The first trailer for Marvel's "WandaVision" is like "The Truman Show" mixed with superhero horror

Marvel's WandaVision is expected to be the first original Marvel series to air directly on Disney+. Here's the synopsis for this superhero horror-sitcom:

The series is a blend of classic television and the Marvel Cinematic Universe in which Wanda Maximoff and Vision—two super-powered beings living idealized suburban lives—begin to suspect that everything is not as it seems.

If you've been following the Marvel Cinematic Universe this last decade, you'd know that the Vision is technically dead, which, well, makes a loving sitcom on the set of the Dick Van Dyke Show rather logistically difficult. But WandaVision supposedly takes its inspiration from a few different Marvel comic book sources, which help this bizarre premise make a bit more sense.

The 2015-2016 Vision limited series by Tom King and Gabriel Hernandez Walta is the first to come to mind. In this story, the android Vision moves to the suburbs of Washington, DC for a new job with the US government, and creates an entire synthetic family to bring along with him. This robot family's desperate attempts to play at normalcy end up leading (naturally) to horrible circumstances that hold a twisted mirror up to human society.
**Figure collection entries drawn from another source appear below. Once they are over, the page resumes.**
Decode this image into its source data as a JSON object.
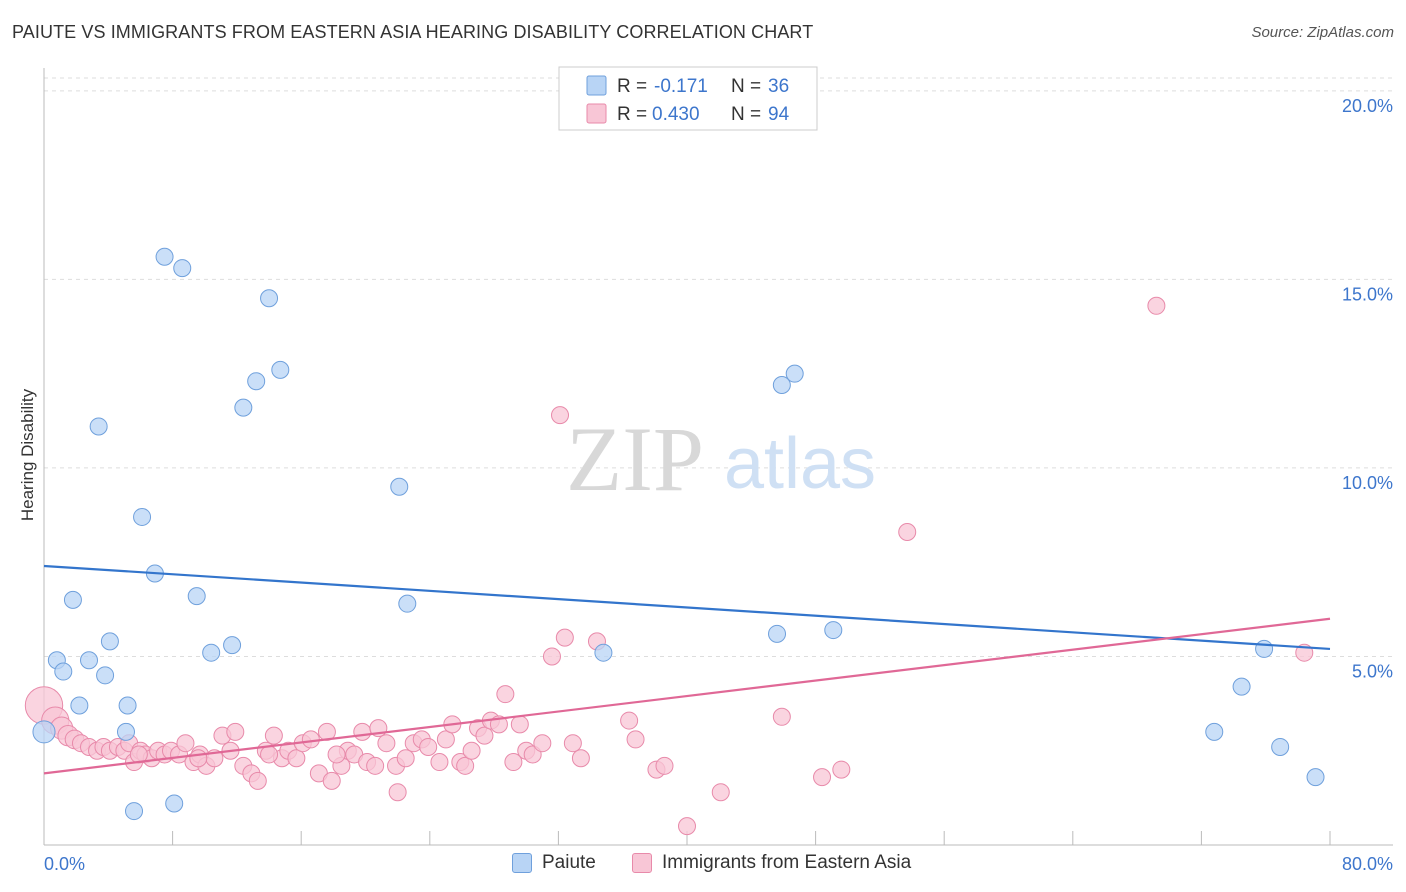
{
  "header": {
    "title": "PAIUTE VS IMMIGRANTS FROM EASTERN ASIA HEARING DISABILITY CORRELATION CHART",
    "source": "Source: ZipAtlas.com"
  },
  "watermark": {
    "zip": "ZIP",
    "atlas": "atlas"
  },
  "legend_bottom": {
    "paiute": "Paiute",
    "immigrants": "Immigrants from Eastern Asia"
  },
  "colors": {
    "paiute_fill": "#b8d4f5",
    "paiute_stroke": "#6fa0dc",
    "paiute_line": "#3375cc",
    "imm_fill": "#f8c6d6",
    "imm_stroke": "#e88aaa",
    "imm_line": "#e06896",
    "axis_value": "#3d76cc"
  },
  "chart_data": {
    "type": "scatter",
    "title": "PAIUTE VS IMMIGRANTS FROM EASTERN ASIA HEARING DISABILITY CORRELATION CHART",
    "xlabel": "",
    "ylabel": "Hearing Disability",
    "xlim": [
      0,
      80
    ],
    "ylim": [
      0,
      20.5
    ],
    "x_tick_labels": {
      "min": "0.0%",
      "max": "80.0%"
    },
    "y_ticks": [
      {
        "value": 5,
        "label": "5.0%"
      },
      {
        "value": 10,
        "label": "10.0%"
      },
      {
        "value": 15,
        "label": "15.0%"
      },
      {
        "value": 20,
        "label": "20.0%"
      }
    ],
    "x_minor_ticks": [
      8,
      16,
      24,
      32,
      40,
      48,
      56,
      64,
      72,
      80
    ],
    "legend": [
      {
        "series": "Paiute",
        "r_label": "R = ",
        "r_value": "-0.171",
        "n_label": "N = ",
        "n_value": "36"
      },
      {
        "series": "Immigrants from Eastern Asia",
        "r_label": "R = ",
        "r_value": "0.430",
        "n_label": "N = ",
        "n_value": "94"
      }
    ],
    "series": [
      {
        "name": "Paiute",
        "trend": {
          "x0": 0,
          "y0": 7.4,
          "x1": 80,
          "y1": 5.2
        },
        "points": [
          [
            0.0,
            3.0,
            1.3
          ],
          [
            0.8,
            4.9,
            1
          ],
          [
            1.2,
            4.6,
            1
          ],
          [
            1.8,
            6.5,
            1
          ],
          [
            2.2,
            3.7,
            1
          ],
          [
            2.8,
            4.9,
            1
          ],
          [
            3.4,
            11.1,
            1
          ],
          [
            3.8,
            4.5,
            1
          ],
          [
            4.1,
            5.4,
            1
          ],
          [
            5.1,
            3.0,
            1
          ],
          [
            5.2,
            3.7,
            1
          ],
          [
            5.6,
            0.9,
            1
          ],
          [
            6.1,
            8.7,
            1
          ],
          [
            6.9,
            7.2,
            1
          ],
          [
            7.5,
            15.6,
            1
          ],
          [
            8.1,
            1.1,
            1
          ],
          [
            8.6,
            15.3,
            1
          ],
          [
            9.5,
            6.6,
            1
          ],
          [
            10.4,
            5.1,
            1
          ],
          [
            11.7,
            5.3,
            1
          ],
          [
            12.4,
            11.6,
            1
          ],
          [
            13.2,
            12.3,
            1
          ],
          [
            14.0,
            14.5,
            1
          ],
          [
            14.7,
            12.6,
            1
          ],
          [
            22.1,
            9.5,
            1
          ],
          [
            22.6,
            6.4,
            1
          ],
          [
            34.8,
            5.1,
            1
          ],
          [
            45.6,
            5.6,
            1
          ],
          [
            45.9,
            12.2,
            1
          ],
          [
            46.7,
            12.5,
            1
          ],
          [
            49.1,
            5.7,
            1
          ],
          [
            72.8,
            3.0,
            1
          ],
          [
            74.5,
            4.2,
            1
          ],
          [
            75.9,
            5.2,
            1
          ],
          [
            76.9,
            2.6,
            1
          ],
          [
            79.1,
            1.8,
            1
          ]
        ]
      },
      {
        "name": "Immigrants from Eastern Asia",
        "trend": {
          "x0": 0,
          "y0": 1.9,
          "x1": 80,
          "y1": 6.0
        },
        "points": [
          [
            0.0,
            3.7,
            2.2
          ],
          [
            0.7,
            3.3,
            1.6
          ],
          [
            1.1,
            3.1,
            1.3
          ],
          [
            1.5,
            2.9,
            1.2
          ],
          [
            1.9,
            2.8,
            1.1
          ],
          [
            2.3,
            2.7,
            1
          ],
          [
            2.8,
            2.6,
            1
          ],
          [
            3.3,
            2.5,
            1
          ],
          [
            3.7,
            2.6,
            1
          ],
          [
            4.1,
            2.5,
            1
          ],
          [
            4.6,
            2.6,
            1
          ],
          [
            5.0,
            2.5,
            1
          ],
          [
            5.3,
            2.7,
            1
          ],
          [
            5.6,
            2.2,
            1
          ],
          [
            6.0,
            2.5,
            1
          ],
          [
            6.3,
            2.4,
            1
          ],
          [
            6.7,
            2.3,
            1
          ],
          [
            7.1,
            2.5,
            1
          ],
          [
            7.5,
            2.4,
            1
          ],
          [
            7.9,
            2.5,
            1
          ],
          [
            8.4,
            2.4,
            1
          ],
          [
            8.8,
            2.7,
            1
          ],
          [
            9.3,
            2.2,
            1
          ],
          [
            9.7,
            2.4,
            1
          ],
          [
            10.1,
            2.1,
            1
          ],
          [
            10.6,
            2.3,
            1
          ],
          [
            11.1,
            2.9,
            1
          ],
          [
            11.6,
            2.5,
            1
          ],
          [
            11.9,
            3.0,
            1
          ],
          [
            12.4,
            2.1,
            1
          ],
          [
            12.9,
            1.9,
            1
          ],
          [
            13.3,
            1.7,
            1
          ],
          [
            13.8,
            2.5,
            1
          ],
          [
            14.3,
            2.9,
            1
          ],
          [
            14.8,
            2.3,
            1
          ],
          [
            15.2,
            2.5,
            1
          ],
          [
            15.7,
            2.3,
            1
          ],
          [
            16.1,
            2.7,
            1
          ],
          [
            16.6,
            2.8,
            1
          ],
          [
            17.1,
            1.9,
            1
          ],
          [
            17.6,
            3.0,
            1
          ],
          [
            17.9,
            1.7,
            1
          ],
          [
            18.5,
            2.1,
            1
          ],
          [
            18.9,
            2.5,
            1
          ],
          [
            19.3,
            2.4,
            1
          ],
          [
            19.8,
            3.0,
            1
          ],
          [
            20.1,
            2.2,
            1
          ],
          [
            20.6,
            2.1,
            1
          ],
          [
            20.8,
            3.1,
            1
          ],
          [
            21.3,
            2.7,
            1
          ],
          [
            21.9,
            2.1,
            1
          ],
          [
            22.0,
            1.4,
            1
          ],
          [
            22.5,
            2.3,
            1
          ],
          [
            23.0,
            2.7,
            1
          ],
          [
            23.5,
            2.8,
            1
          ],
          [
            23.9,
            2.6,
            1
          ],
          [
            24.6,
            2.2,
            1
          ],
          [
            25.0,
            2.8,
            1
          ],
          [
            25.4,
            3.2,
            1
          ],
          [
            25.9,
            2.2,
            1
          ],
          [
            26.2,
            2.1,
            1
          ],
          [
            27.0,
            3.1,
            1
          ],
          [
            27.4,
            2.9,
            1
          ],
          [
            27.8,
            3.3,
            1
          ],
          [
            28.3,
            3.2,
            1
          ],
          [
            28.7,
            4.0,
            1
          ],
          [
            29.2,
            2.2,
            1
          ],
          [
            29.6,
            3.2,
            1
          ],
          [
            30.0,
            2.5,
            1
          ],
          [
            30.4,
            2.4,
            1
          ],
          [
            31.0,
            2.7,
            1
          ],
          [
            31.6,
            5.0,
            1
          ],
          [
            32.1,
            11.4,
            1
          ],
          [
            32.4,
            5.5,
            1
          ],
          [
            32.9,
            2.7,
            1
          ],
          [
            33.4,
            2.3,
            1
          ],
          [
            34.4,
            5.4,
            1
          ],
          [
            36.4,
            3.3,
            1
          ],
          [
            36.8,
            2.8,
            1
          ],
          [
            38.1,
            2.0,
            1
          ],
          [
            38.6,
            2.1,
            1
          ],
          [
            40.0,
            0.5,
            1
          ],
          [
            42.1,
            1.4,
            1
          ],
          [
            45.9,
            3.4,
            1
          ],
          [
            48.4,
            1.8,
            1
          ],
          [
            49.6,
            2.0,
            1
          ],
          [
            53.7,
            8.3,
            1
          ],
          [
            69.2,
            14.3,
            1
          ],
          [
            78.4,
            5.1,
            1
          ],
          [
            5.9,
            2.4,
            1
          ],
          [
            9.6,
            2.3,
            1
          ],
          [
            14.0,
            2.4,
            1
          ],
          [
            18.2,
            2.4,
            1
          ],
          [
            26.6,
            2.5,
            1
          ]
        ]
      }
    ]
  }
}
But that was after Scarlet Witch and the Vision got married in the early 80s, when they starred in their own miniseries together as well as in the West Coast Avengers (particularly the aptly-named and excellent "Vision Quest" and "Darker Than Scarlet" storylines). Whereas the movie version of Scarlet Witch has some general telekinesis-like powers, the comic book version of the character had even more ill-defined "hex" abilities, which at some point transformed into the power to alter probabilities and/or realities; and/or a biological mutant connection chaos magic. It's not really clear; and the fact that the specific details of her powers kept shifting turned out to be a central part of her story. Because it wasn't enough that she was a Romani mutant who also later learned that she was the daughter of Magneto (a retcon which was later re-un-retconned). But having fallen in love with a literal android, the Scarlet Witch eventually used her powers to alter reality and give birth to two half-android babies, using souls she stole from Hell (maybe). These babies were, of course, unnatural and impossible, and the Avengers made her "put them back," as it were, and made her forget they ever existed. This ultimately came back to bite them in the ass when Scarlet Witch learned that she'd been brainwashed to forget her magically aborted magic babies, and responded to the news by killing half of the Avengers, altering reality again, and then genociding 98 percent of the mutant population. Except it was all actually Doctor Doom's fault, and her fake-reality-warped babies are now alive and on the Young Avengers? It's not really clear, although the melodrama is undoubtedly gripping.

The point is: there is a precedent for the Scarlet Witch to do some wild (also arguably reductive/misogynistic) things in the name of love. And the upcoming WandaVision series looks like it might explore this idea in some stylistically freaky ways. I'm down for that.

WandaVision will be available on Disney+ in December 2020.